The Borscht Film Festival took place at the Gusman Center in downtown Miami on November 28th, 2009, and over 1,800 showed up to pack the 1,600 seat house. Several hundred people were left without tickets, to the point where the free tickets were being scalped outside the door. By now the films were pretty good, and went on to screen at festivals such as Cannes, Tribeca, Sundance, and Clermont-Ferrand, as well as Guggenheim Museums all over the world.
The festival was named the “Best Film Festival in Miami” by the Miami New Times, and called “Miami’s alt-culture summit” by the Miami Herald.
The Borscht Film Festival also became the only festival in the world to own a naval armada, in the form of two donated boats with which they challenge other festivals to battle on the high seas of Biscayne Bay.
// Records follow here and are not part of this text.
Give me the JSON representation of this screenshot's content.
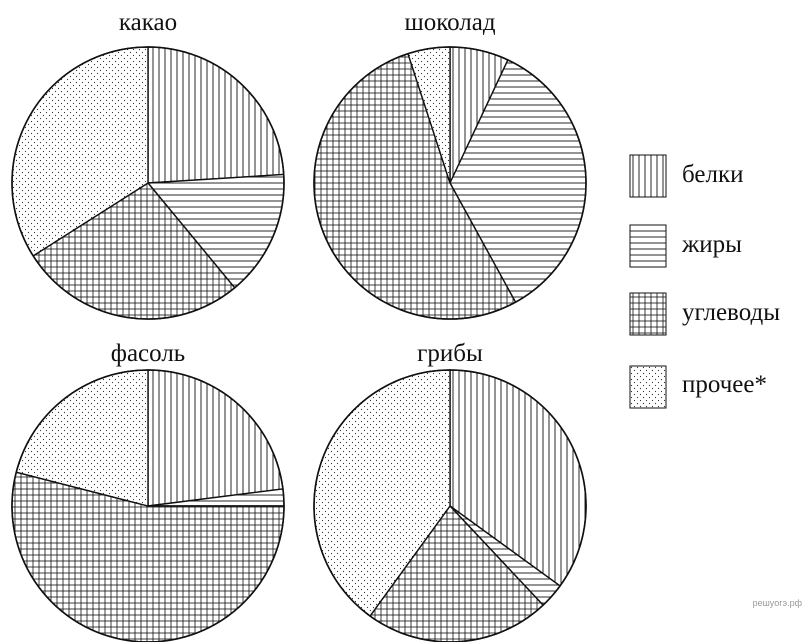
{
  "watermark": "решуогэ.рф",
  "colors": {
    "stroke": "#111111",
    "background": "#ffffff",
    "watermark": "#9a9a9a"
  },
  "legend": [
    {
      "key": "belki",
      "pattern": "vertical-lines",
      "label": "белки"
    },
    {
      "key": "zhiry",
      "pattern": "horizontal-lines",
      "label": "жиры"
    },
    {
      "key": "uglevody",
      "pattern": "grid",
      "label": "углеводы"
    },
    {
      "key": "prochee",
      "pattern": "dots",
      "label": "прочее*"
    }
  ],
  "chart_data": [
    {
      "type": "pie",
      "title": "какао",
      "slices": [
        {
          "label": "белки",
          "value": 24,
          "pattern": "vertical-lines"
        },
        {
          "label": "жиры",
          "value": 15,
          "pattern": "horizontal-lines"
        },
        {
          "label": "углеводы",
          "value": 27,
          "pattern": "grid"
        },
        {
          "label": "прочее*",
          "value": 34,
          "pattern": "dots"
        }
      ]
    },
    {
      "type": "pie",
      "title": "шоколад",
      "slices": [
        {
          "label": "белки",
          "value": 7,
          "pattern": "vertical-lines"
        },
        {
          "label": "жиры",
          "value": 35,
          "pattern": "horizontal-lines"
        },
        {
          "label": "углеводы",
          "value": 53,
          "pattern": "grid"
        },
        {
          "label": "прочее*",
          "value": 5,
          "pattern": "dots"
        }
      ]
    },
    {
      "type": "pie",
      "title": "фасоль",
      "slices": [
        {
          "label": "белки",
          "value": 23,
          "pattern": "vertical-lines"
        },
        {
          "label": "жиры",
          "value": 2,
          "pattern": "horizontal-lines"
        },
        {
          "label": "углеводы",
          "value": 54,
          "pattern": "grid"
        },
        {
          "label": "прочее*",
          "value": 21,
          "pattern": "dots"
        }
      ]
    },
    {
      "type": "pie",
      "title": "грибы",
      "slices": [
        {
          "label": "белки",
          "value": 35,
          "pattern": "vertical-lines"
        },
        {
          "label": "жиры",
          "value": 3,
          "pattern": "horizontal-lines"
        },
        {
          "label": "углеводы",
          "value": 22,
          "pattern": "grid"
        },
        {
          "label": "прочее*",
          "value": 40,
          "pattern": "dots"
        }
      ]
    }
  ]
}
So far none have accepted this challenge.
In 2010, the Borscht Film Festival was awarded a large Arts Challenge Grant by the John S. and James L. Knight Foundation. With a check finally coming in, Borscht was forced to open a bank account, and become somewhat legitimized.
The festival opened up shop in a 7,000 sq foot warehouse just outside of Wynwood, across the street from a castle. The space came with Sylvester the Katman, who has lived in the space’s parking lot for the last 18 years. The festival commissioned fifteen short films and a video game, all of them collaborations between local and guest filmmakers and local musicians, creating the most exciting collection of young Miami talent ever.
The event will take place on April 23rd at the Knight Concert Hall at the Adrienne Arsht Center, with smaller events such as a robot battle occurring between April 9th and 22nd.